On Thursday, some conservatives surfaced an old video of Alexandria Ocasio-Cortez dancing in college, and attempted to present it as a scandalous indictment of her character. The plan immediately backfired, of course, because there's nothing scandalous about playfully dancing around with friends. In fact, many found the video endearing, with some suggesting that it would make for a good campaign ad for the newly-minted Congresswoman.
The incident is only the latest example of the right's growing obsession with Ocasio-Cortez, the youngest woman ever elected to Congress. Previously, conservatives have attempted to create scandal out of her wearing a jacket, for going by the name "Sandy" when she was young, and for living in a house as a child. Unsurprisingly, none of those attacks have stuck, and some have suggested that they say more about conservatives' fear of Ocasio-Cortez than the young Democratic Socialist herself.

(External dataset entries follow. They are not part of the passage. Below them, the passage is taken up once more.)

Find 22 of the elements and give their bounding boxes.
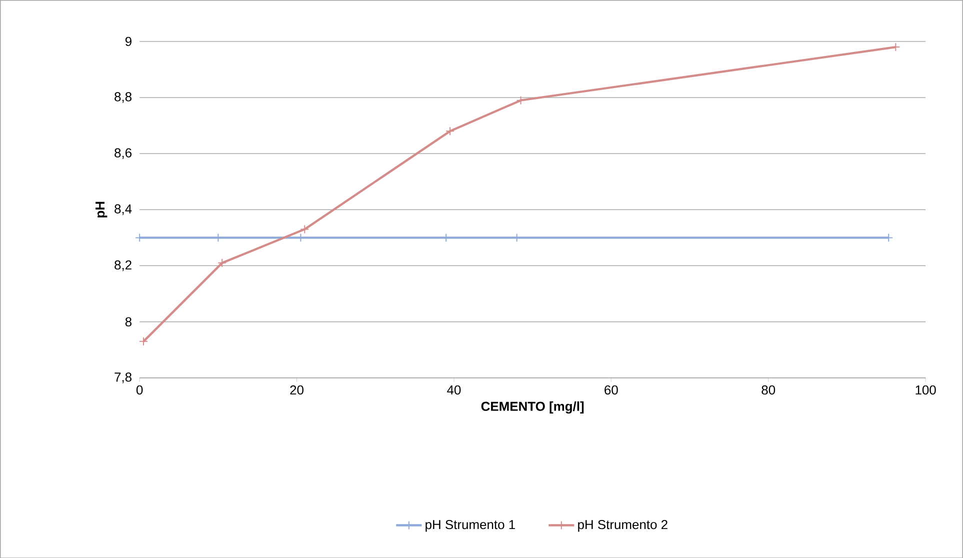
x-tick-label: 0 xyxy=(136,385,143,394)
y-tick-label: 9 xyxy=(125,36,132,46)
x-axis-title: CEMENTO [mg/l] xyxy=(481,401,584,414)
y-tick-label: 8,2 xyxy=(114,260,132,271)
y-tick-label: 8,4 xyxy=(114,204,132,215)
point xyxy=(300,224,310,234)
x-tick-label: 60 xyxy=(604,385,618,394)
x-tick-label: 100 xyxy=(916,385,936,394)
y-tick-label: 8 xyxy=(125,316,132,326)
y-tick-label: 8,6 xyxy=(114,148,132,159)
x-tick-label: 20 xyxy=(290,385,304,394)
y-axis-title: pH xyxy=(96,202,108,218)
point xyxy=(446,126,455,136)
y-tick-label: 8,8 xyxy=(114,92,132,103)
y-tick-label: 7,8 xyxy=(114,372,132,383)
legend-label: pH Strumento 1 xyxy=(426,520,515,532)
point xyxy=(218,258,227,268)
x-tick-label: 40 xyxy=(447,385,461,394)
point xyxy=(139,336,148,346)
legend-label: pH Strumento 2 xyxy=(578,520,668,532)
point xyxy=(516,96,526,105)
x-tick-label: 80 xyxy=(762,385,776,394)
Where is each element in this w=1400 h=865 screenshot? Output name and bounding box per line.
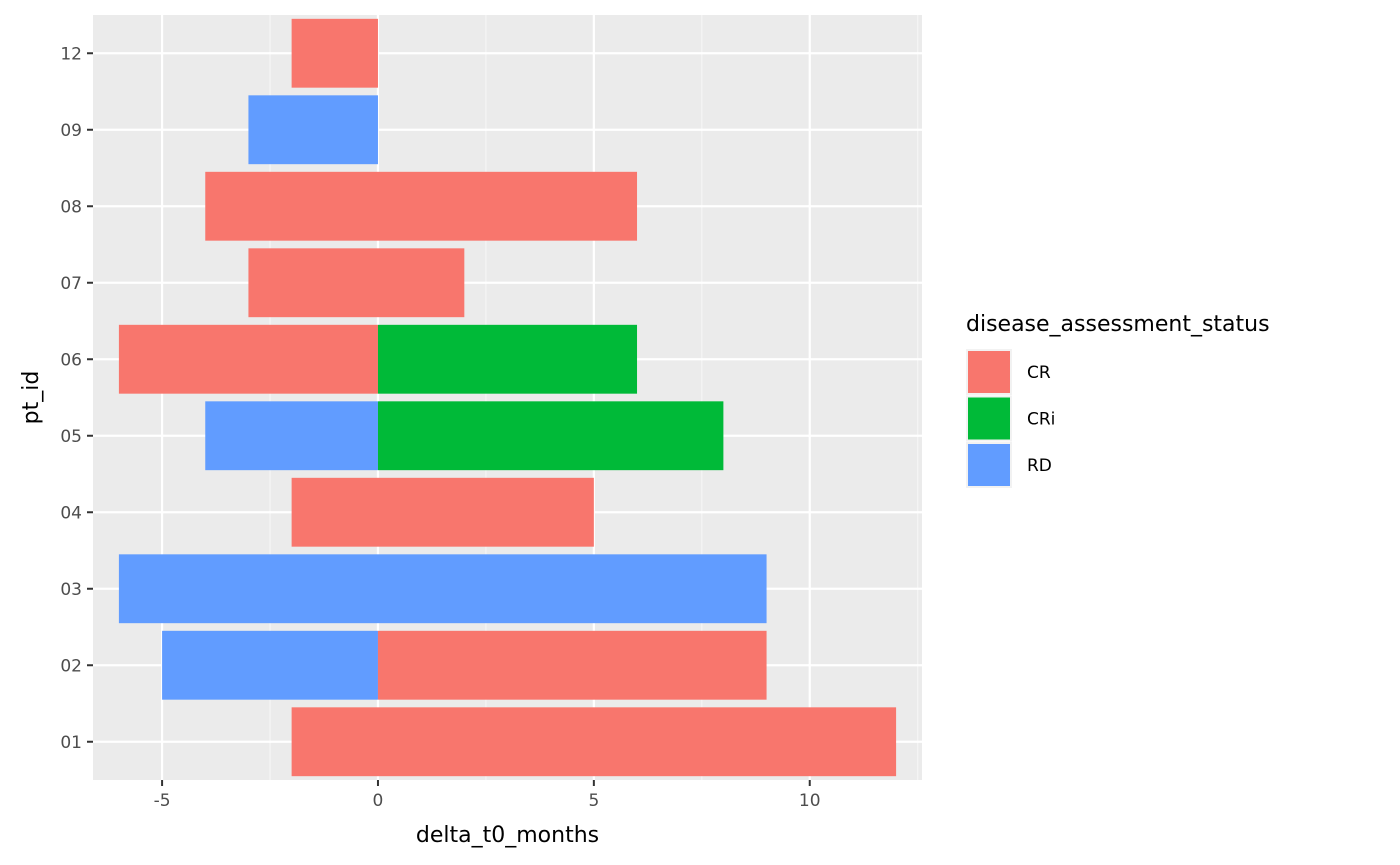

Although it's unclear precisely when the newly-surfaced video was filmed, a version of it was uploaded to YouTube in late 2010. It depicts Ocasio-Cortez and several other Boston University students recreating a dance scene from The Breakfast Club; at the time, this was a popular internet meme, and many other people made similar videos.
"Here is America’s favorite commie know-it-all acting like the clueless nitwit she is," a Twitter user with the handle @AnonymousQ1776 wrote while tweeting out the video. "High School [sic] video of 'Sandy' Ocasio-Cortez."
Ocasio-Cortez made history not only as the youngest woman elected to Congress, but also as one of the first Democratic Socialists, along with Rachida Tlaib, to be elected to the House of Representatives. The video of her dancing surfaced as she was being sworn in, and many conservatives presented it as somehow incriminating.
"She looks to me like she's having fun dancing at an elite school," American Spectator writer Melissa Mackenzie wrote. "She does not look like she's oppressed."
But many people, including some conservatives, felt that these attacks were counterproductive, and that the video made Ocasio-Cortez appear likable and relatable.
"I keep rewatching the @AOC dancing video and can’t find the problem. She’s... having fun? Has friends? Likes music?" Time correspondent Charlotte Alter wrote. "GOP is threatened by her because she represents every demographic they struggle with (young ppl, women, ppl of color) while making Dems look fun and cool."
"The video of @AOC dancing is so well done," Black Lives Matter activist Deray McKesson wrote. "And she’s all joy in it. I can’t believe they thought that was going to be some scandal."
Even some on the right thought the attack was misguided. Writing for the libertarian website Reason, Robby Soave argued that conservatives should "criticize Alexandria Ocasio-Cortez’s socialist policies, not her extremely likable dance video."
"Conservatives who obsessively comment on Ocasio-Cortez's wardrobe and dance video are feeding into the narrative that the right is anti-women and doesn't treat them seriously," Soave wrote. "Bafflingly, they are also attacking her strengths. Being a young person with a sense of style is a good thing!"
Josh Bresnahan, the capital bureau chief for Politico, said that he'd seen the video earlier but decided not to publish it due to its lack of newsworthiness.
"Someone sent me this video a month ago," Bresnahan tweeted. "Of couse [sic] we didn’t post it. Has no news value whatsoever & provides no insight into @AOC. It’s college students .... dancing."